PHOENIX-The downturn didn't hit too many cities harder than it did Phoenix and Orlando. In both metro areas, the residential sector bore the brunt—just as recovery in the housing market today is pulling up commercial property activity along with it, Phoenix and Orlando experts with NorthMarq Capital tell GlobeSt.com. A report from Florida Realtors last week showed that Orlando housing prices rose 23% year over year, a better showing than most markets across the state, while Phoenix has posted nearly two years' worth of consecutive monthly gains, according to the S&P/Case-Shiller Home Price Index.
For both cities, it's been a long climb back. “In the fall of 2007, you could just feel everything decelerate,” says James DuMars, SVP and managing director with NorthMarq's Phoenix office. He notes that the residential slowdown in Phoenix, which was first to feel the effects, coincided with the CMBS slowdown nationwide, which was then followed by the capital markets crisis, creating “a perfect storm.” This comedown from “a 20-year high” felt quite similar to the downturn of the late 1980s, “when we literally lost 100 financial institutions in Arizona.”
In the more recent downturn, DuMars recalls, clients who'd previously looked forward to the impending slowdown as a buying opportunity now were getting anxious over the state of the market. “I had one client tell me, 'I knew it was going to be bad. I never thought it would get this bad.' ”
Buoyed by a resurgence in housing prices—they're now up 60% from the recession-era trough, thanks in part to Arizona's lender-friendly foreclosure laws—“we've seen office buildings rise in price 20% to 25% over a six-month period, with no rent growth and no absorption,” says DuMars. “Now we're seeing new construction and job growth. There have been some really good things happening in Phoenix in the past 12 to 18 months.” For example, State Farm recently announced it would build a $600-million campus in suburban Tempe, relocating employees from all over the US to the new site.
DuMars has seen this movie before. “In 1990, there was a lot of very negative press about Phoenix,” he recalls. The headlines were no more positive this time around; however, NorthMarq's Phoenix office saw it as a time of opportunity.
“In '07, we were faced with a choice: we could either hunker down and go negative, or we could get aggressive,” he says. “We cut our office overhead by two-thirds by moving, but we expanded in terms of looking for new talent.” The office also tapped into longstanding relationships with local life companies as well as Fannie Mae and Freddie Mac. That proactive approach paid off when the market turned upward again.
The recession hit Orlando hard on two fronts: tourism and construction, says Melissa Marcolini-Quinn, who runs NorthMarq's Central Florida operations as SVP and senior director. “We came to a virtual standstill,” Marcolini-Quinn tells GlobeSt.com. “From a financing standpoint, we were almost considered the pariah of the nation. I would call up a lender, and if you said the deal was anywhere in Florida, they didn't want to talk to you. It was sad, because even in the depths of the downturn, we had some submarkets and some assets that continued to perform very well. But nobody wanted to hear that story.”
It's fair to say that from that trough, the Orlando area has come back stronger than ever, Marcolini-Quinn agrees. “Our unemployment rate is below not only Florida, but the national rate as well,” with an uptick in tourism helping to drive the hiring.

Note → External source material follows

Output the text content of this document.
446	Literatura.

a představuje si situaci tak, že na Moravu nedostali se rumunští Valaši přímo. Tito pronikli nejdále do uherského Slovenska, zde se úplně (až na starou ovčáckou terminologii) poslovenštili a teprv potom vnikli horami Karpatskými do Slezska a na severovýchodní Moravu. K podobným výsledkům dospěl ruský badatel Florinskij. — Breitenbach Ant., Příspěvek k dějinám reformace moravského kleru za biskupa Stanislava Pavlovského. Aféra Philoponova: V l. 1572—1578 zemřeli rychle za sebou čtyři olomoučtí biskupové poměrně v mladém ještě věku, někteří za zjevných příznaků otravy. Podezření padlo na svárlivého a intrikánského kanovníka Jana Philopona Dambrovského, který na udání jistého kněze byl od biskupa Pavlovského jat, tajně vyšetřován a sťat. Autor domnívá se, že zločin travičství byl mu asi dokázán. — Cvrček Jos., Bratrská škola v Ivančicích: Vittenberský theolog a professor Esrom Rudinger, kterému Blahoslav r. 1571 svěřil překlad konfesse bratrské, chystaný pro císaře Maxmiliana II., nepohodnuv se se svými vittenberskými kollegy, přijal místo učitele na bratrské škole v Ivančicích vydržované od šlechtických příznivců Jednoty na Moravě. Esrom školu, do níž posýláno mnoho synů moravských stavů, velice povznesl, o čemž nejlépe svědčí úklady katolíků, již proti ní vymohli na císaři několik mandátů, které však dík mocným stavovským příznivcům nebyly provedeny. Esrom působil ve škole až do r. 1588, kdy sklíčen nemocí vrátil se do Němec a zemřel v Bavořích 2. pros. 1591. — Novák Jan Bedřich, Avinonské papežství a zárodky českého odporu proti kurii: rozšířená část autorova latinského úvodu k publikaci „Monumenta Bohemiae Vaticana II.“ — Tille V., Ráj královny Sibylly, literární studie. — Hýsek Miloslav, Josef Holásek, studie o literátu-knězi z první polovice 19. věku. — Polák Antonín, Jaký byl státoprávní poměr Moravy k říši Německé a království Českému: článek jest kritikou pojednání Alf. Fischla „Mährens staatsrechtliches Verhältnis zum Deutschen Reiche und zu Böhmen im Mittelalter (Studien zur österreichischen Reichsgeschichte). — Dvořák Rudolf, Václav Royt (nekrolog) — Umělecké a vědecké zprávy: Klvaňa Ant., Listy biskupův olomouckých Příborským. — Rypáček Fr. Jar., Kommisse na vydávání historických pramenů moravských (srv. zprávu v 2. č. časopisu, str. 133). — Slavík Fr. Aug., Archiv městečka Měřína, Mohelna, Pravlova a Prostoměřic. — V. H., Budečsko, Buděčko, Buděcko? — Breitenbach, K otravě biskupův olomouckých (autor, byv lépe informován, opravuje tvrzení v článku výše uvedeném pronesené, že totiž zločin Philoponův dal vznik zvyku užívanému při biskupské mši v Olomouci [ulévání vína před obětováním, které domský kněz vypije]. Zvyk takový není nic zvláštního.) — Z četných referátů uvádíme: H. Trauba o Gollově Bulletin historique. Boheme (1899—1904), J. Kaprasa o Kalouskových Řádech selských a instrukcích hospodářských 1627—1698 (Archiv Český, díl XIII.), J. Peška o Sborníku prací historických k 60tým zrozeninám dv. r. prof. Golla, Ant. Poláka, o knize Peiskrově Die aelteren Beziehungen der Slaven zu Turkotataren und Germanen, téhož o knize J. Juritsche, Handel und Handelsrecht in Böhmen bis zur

But there's more than the hospitality sector seeing a strong recovery: construction and housing have come back, as well. “Our single-family homes are coming back, as well as our commercial construction; you see activity all over the place,” says Marcolini-Quinn. That single-family development in particular has rebounded “tells you how strong everything is getting.”
That being said, Marcolini-Quinn is also “very bullish” on multifamily and doesn't share the concerns some have over a bubble starting to form in the sector. For one thing, the area's population is growing again; for another, many participants in that growing population and job market don't see the worth in buying a home. Further, obtaining financing for a single-family home is still an issue, and Marcolini-Quinn anticipates that it will remain one for the foreseeable future.
A particular hot spot for multifamily development in the market is Lake Nona, which is also the nexus of a growing healthcare and life sciences sector. “That area is just blowing up,” says Marcolini-Quinn. “And you're talking about high-paying jobs, not low-level jobs. That is spurring growth in that area that will be long-term, steady growth.”
The development of the SunRail commuter rail line through Central Florida, scheduled to begin service in 2014, is also spurring commercial and multifamily activity. Orlando's city government just approved the construction of a soccer stadium downtown, bringing the city its second major-league sports franchise after the Orlando Magic basketball team.
Then there's the University of Central Florida, now the nation's second largest with 53,000 students. NorthMarq, for example, originated construction of a 600-bed class A student housing project at UCF last year. Overall, the Orlando office in 2012 saw a 109% increase in loan production Y-O-Y, and a 444% rise since the depths of the downturn.
“It's exciting, to be honest,” Marcolini-Quinn says. “Having seen what happened in the downturn, when everything came to a total, screeching halt, to see this tremendous rebound is almost like a rebirth.”